Il primo Principio detto anche Principio di Legittimità Aziendale, ridefinisce lo scopo dell’impresa e implica la legittimità delle pretese degli stakeholders su di essa. Il secondo Principio, o Principio Fiduciario, definisce il dovere del management di riconoscere le pretese legittime degli stakeholders sull’impresa. La sfida etica per il management consiste perciò nel cercare di soddisfare le pretese legittime avanzate da una varietà di stakeholders dell’impresa, che include, naturalmente, anche i proprietari.

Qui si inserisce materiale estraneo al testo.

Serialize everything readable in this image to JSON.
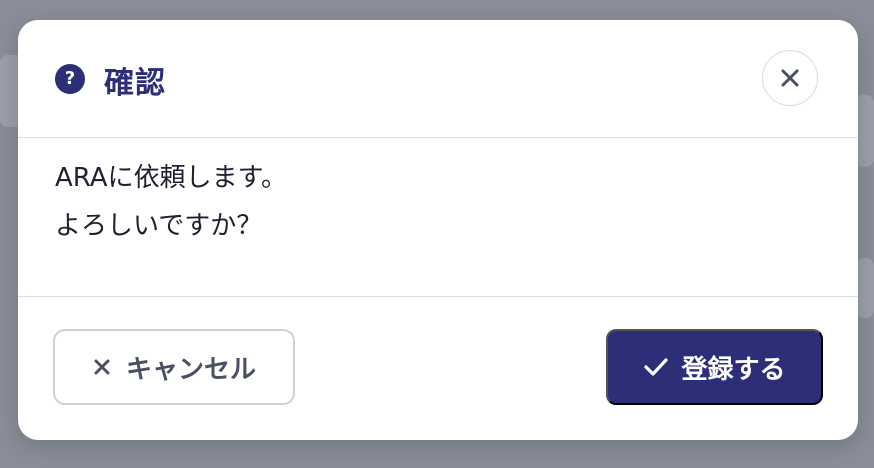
{
  "dialog": {
    "title": "確認",
    "help_icon_glyph": "?",
    "icons": [
      "question-circle-icon",
      "close-icon",
      "x-icon",
      "check-icon"
    ],
    "message_line1": "ARAに依頼します。",
    "message_line2": "よろしいですか？",
    "cancel_label": "キャンセル",
    "submit_label": "登録する"
  },
  "colors": {
    "accent": "#2c2f78",
    "overlay": "#8a8e99",
    "text": "#1e2230",
    "border": "#cbd0da"
  }
}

Secondo tale teoria i proprietari non “possiedono” l’impresa, ma il loro sostegno è necessario alla sua sopravvivenza e il management deve mantenere in equilibrio le relazioni tra tutti i gruppi di stakeholders, coordinando e massimizzando gli interessi di tutti (D’Orazio E. 2003).

Ma il dibattito inizia molto prima, già nel 1931,con i giuristi Dodd e Berle sulla Harvard Law Review. Secondo Berle i poteri delle corporation devono essere utilizzati a vantaggio degli shareholders (azionisti) e i manager devono essere trustees, “amministratori fiduciari” degli investimenti che essi fanno. La replica di Dodd, arriva l’anno successivo ed evidenzia come le corporation non solo devono considerare gli interessi degli shareholders, ma anche gli obblighi che hanno verso la comunità dei lavoratori e consumatori.

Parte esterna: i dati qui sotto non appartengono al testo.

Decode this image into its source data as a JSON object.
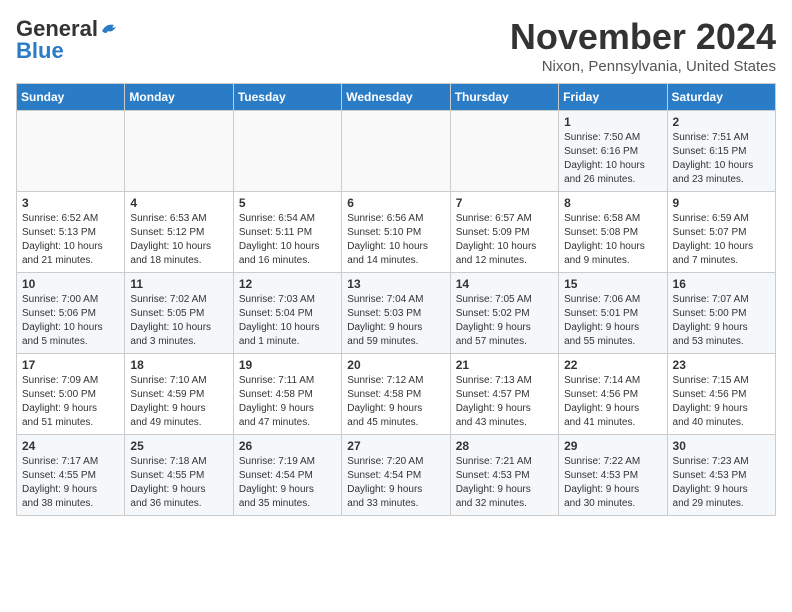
{
  "header": {
    "logo_general": "General",
    "logo_blue": "Blue",
    "month_title": "November 2024",
    "location": "Nixon, Pennsylvania, United States"
  },
  "weekdays": [
    "Sunday",
    "Monday",
    "Tuesday",
    "Wednesday",
    "Thursday",
    "Friday",
    "Saturday"
  ],
  "weeks": [
    [
      {
        "day": "",
        "info": "",
        "empty": true
      },
      {
        "day": "",
        "info": "",
        "empty": true
      },
      {
        "day": "",
        "info": "",
        "empty": true
      },
      {
        "day": "",
        "info": "",
        "empty": true
      },
      {
        "day": "",
        "info": "",
        "empty": true
      },
      {
        "day": "1",
        "info": "Sunrise: 7:50 AM\nSunset: 6:16 PM\nDaylight: 10 hours\nand 26 minutes."
      },
      {
        "day": "2",
        "info": "Sunrise: 7:51 AM\nSunset: 6:15 PM\nDaylight: 10 hours\nand 23 minutes."
      }
    ],
    [
      {
        "day": "3",
        "info": "Sunrise: 6:52 AM\nSunset: 5:13 PM\nDaylight: 10 hours\nand 21 minutes."
      },
      {
        "day": "4",
        "info": "Sunrise: 6:53 AM\nSunset: 5:12 PM\nDaylight: 10 hours\nand 18 minutes."
      },
      {
        "day": "5",
        "info": "Sunrise: 6:54 AM\nSunset: 5:11 PM\nDaylight: 10 hours\nand 16 minutes."
      },
      {
        "day": "6",
        "info": "Sunrise: 6:56 AM\nSunset: 5:10 PM\nDaylight: 10 hours\nand 14 minutes."
      },
      {
        "day": "7",
        "info": "Sunrise: 6:57 AM\nSunset: 5:09 PM\nDaylight: 10 hours\nand 12 minutes."
      },
      {
        "day": "8",
        "info": "Sunrise: 6:58 AM\nSunset: 5:08 PM\nDaylight: 10 hours\nand 9 minutes."
      },
      {
        "day": "9",
        "info": "Sunrise: 6:59 AM\nSunset: 5:07 PM\nDaylight: 10 hours\nand 7 minutes."
      }
    ],
    [
      {
        "day": "10",
        "info": "Sunrise: 7:00 AM\nSunset: 5:06 PM\nDaylight: 10 hours\nand 5 minutes."
      },
      {
        "day": "11",
        "info": "Sunrise: 7:02 AM\nSunset: 5:05 PM\nDaylight: 10 hours\nand 3 minutes."
      },
      {
        "day": "12",
        "info": "Sunrise: 7:03 AM\nSunset: 5:04 PM\nDaylight: 10 hours\nand 1 minute."
      },
      {
        "day": "13",
        "info": "Sunrise: 7:04 AM\nSunset: 5:03 PM\nDaylight: 9 hours\nand 59 minutes."
      },
      {
        "day": "14",
        "info": "Sunrise: 7:05 AM\nSunset: 5:02 PM\nDaylight: 9 hours\nand 57 minutes."
      },
      {
        "day": "15",
        "info": "Sunrise: 7:06 AM\nSunset: 5:01 PM\nDaylight: 9 hours\nand 55 minutes."
      },
      {
        "day": "16",
        "info": "Sunrise: 7:07 AM\nSunset: 5:00 PM\nDaylight: 9 hours\nand 53 minutes."
      }
    ],
    [
      {
        "day": "17",
        "info": "Sunrise: 7:09 AM\nSunset: 5:00 PM\nDaylight: 9 hours\nand 51 minutes."
      },
      {
        "day": "18",
        "info": "Sunrise: 7:10 AM\nSunset: 4:59 PM\nDaylight: 9 hours\nand 49 minutes."
      },
      {
        "day": "19",
        "info": "Sunrise: 7:11 AM\nSunset: 4:58 PM\nDaylight: 9 hours\nand 47 minutes."
      },
      {
        "day": "20",
        "info": "Sunrise: 7:12 AM\nSunset: 4:58 PM\nDaylight: 9 hours\nand 45 minutes."
      },
      {
        "day": "21",
        "info": "Sunrise: 7:13 AM\nSunset: 4:57 PM\nDaylight: 9 hours\nand 43 minutes."
      },
      {
        "day": "22",
        "info": "Sunrise: 7:14 AM\nSunset: 4:56 PM\nDaylight: 9 hours\nand 41 minutes."
      },
      {
        "day": "23",
        "info": "Sunrise: 7:15 AM\nSunset: 4:56 PM\nDaylight: 9 hours\nand 40 minutes."
      }
    ],
    [
      {
        "day": "24",
        "info": "Sunrise: 7:17 AM\nSunset: 4:55 PM\nDaylight: 9 hours\nand 38 minutes."
      },
      {
        "day": "25",
        "info": "Sunrise: 7:18 AM\nSunset: 4:55 PM\nDaylight: 9 hours\nand 36 minutes."
      },
      {
        "day": "26",
        "info": "Sunrise: 7:19 AM\nSunset: 4:54 PM\nDaylight: 9 hours\nand 35 minutes."
      },
      {
        "day": "27",
        "info": "Sunrise: 7:20 AM\nSunset: 4:54 PM\nDaylight: 9 hours\nand 33 minutes."
      },
      {
        "day": "28",
        "info": "Sunrise: 7:21 AM\nSunset: 4:53 PM\nDaylight: 9 hours\nand 32 minutes."
      },
      {
        "day": "29",
        "info": "Sunrise: 7:22 AM\nSunset: 4:53 PM\nDaylight: 9 hours\nand 30 minutes."
      },
      {
        "day": "30",
        "info": "Sunrise: 7:23 AM\nSunset: 4:53 PM\nDaylight: 9 hours\nand 29 minutes."
      }
    ]
  ]
}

Ed è negli anni novanta che si acquisisce la consapevolezza della rilevanza strategica dei comportamenti socialmente responsabili, i quali conferiscono una legittimazione sociale all’azienda e rinforzano le relazioni con gli stakeholders nel medio-lungo periodo. A ciò consegue la nascita del concetto di sostenibilità che guarda alla creazione di valore nel lungo periodo, prevalentemente sotto tre dimensioni: economica, ambientale e sociale, integrate fra di loro nella cosiddetta “Triple Bottom Line” (Elkington, 1998). Tale approccio è messo a punto nel 1997 da John Elkington nel libro “Cannibals with Forks: The Triple Bottom Line of 21thCentury Business” e le tre parole chiave sono: “People, Planet, Profit”, le cosiddette 3P riconosciute a livello internazionale ed utilizzate per la rendicontazione delle performance dell’azienda e per gli investimenti “sociali” sia per quanto riguarda la prosperità economica che la qualità ambientale fino all’equità sociale.

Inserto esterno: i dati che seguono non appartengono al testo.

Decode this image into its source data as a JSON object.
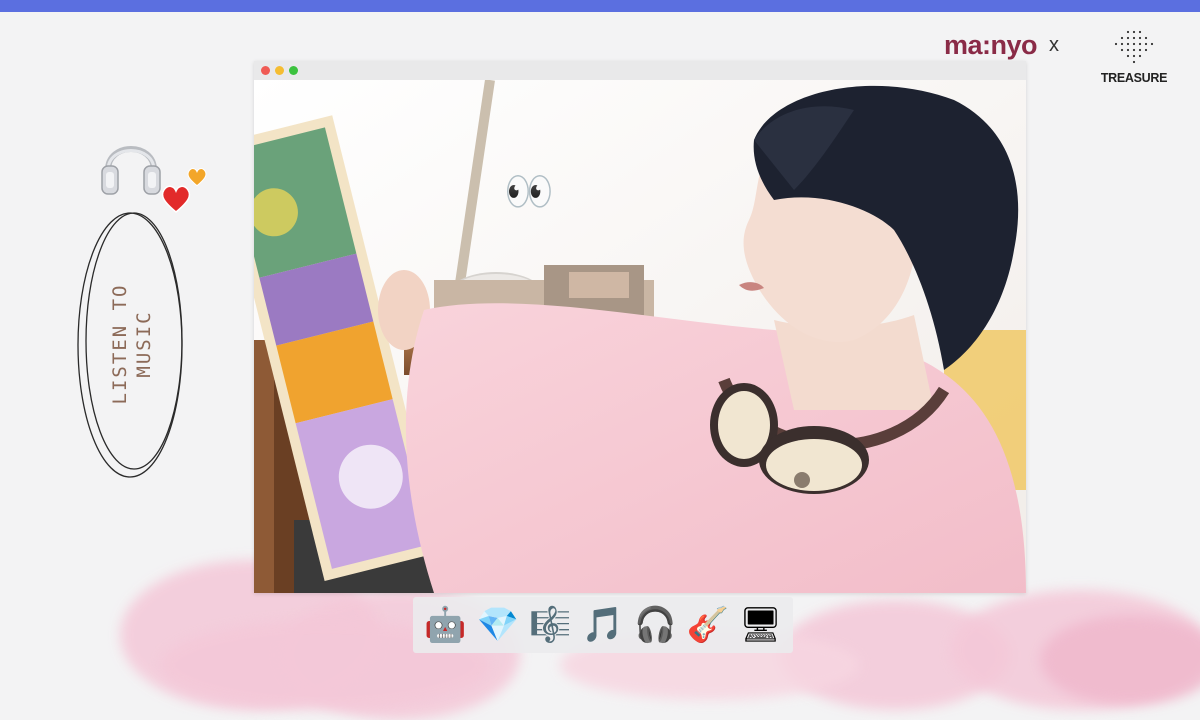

Una recente evoluzione di tali teorie è rappresentata dal concetto di Valore Condiviso o Shared Value. Il valore condiviso si rifà ai principi alla base della Responsabilità Sociale d’Impresa e sistematizza quanto è stato sviluppato dalla teoria e dalla pratica, contestualizzando il tema della sostenibilità sociale e ambientale a un livello strategico con impatti fino alla reale bottom line di business. In generale si ritiene che la ridefinizione degli obiettivi aziendali in termini di creazione di “valore condiviso” permetta di generare valore economico producendo al contempo valore per la società. L’approccio descritto rende possibile la realizzazione di una convergenza tra il successo dell’azienda e il progresso sociale. In termini pratici, tale approccio può essere realizzato ripensando prodotti e servizi, ridefinendo la produttività all’interno della catena del valore e costruendo cluster settoriali di sostegno sociale dove sorgono le sedi delle aziende.

Concludendo, se da un lato il non profit si ispira ed adotta tecniche gestionali tipiche del profit, dall’altro l’impresa profit si apre alla creazione di valore sociale. Inoltre l’integrazione tra imprenditorialità ed innovazione è in grado di generare un cambiamento sociale e fondamentalmente la social entrepreneurship punta all’orientamento al giving back e alla sostenibilità sociale.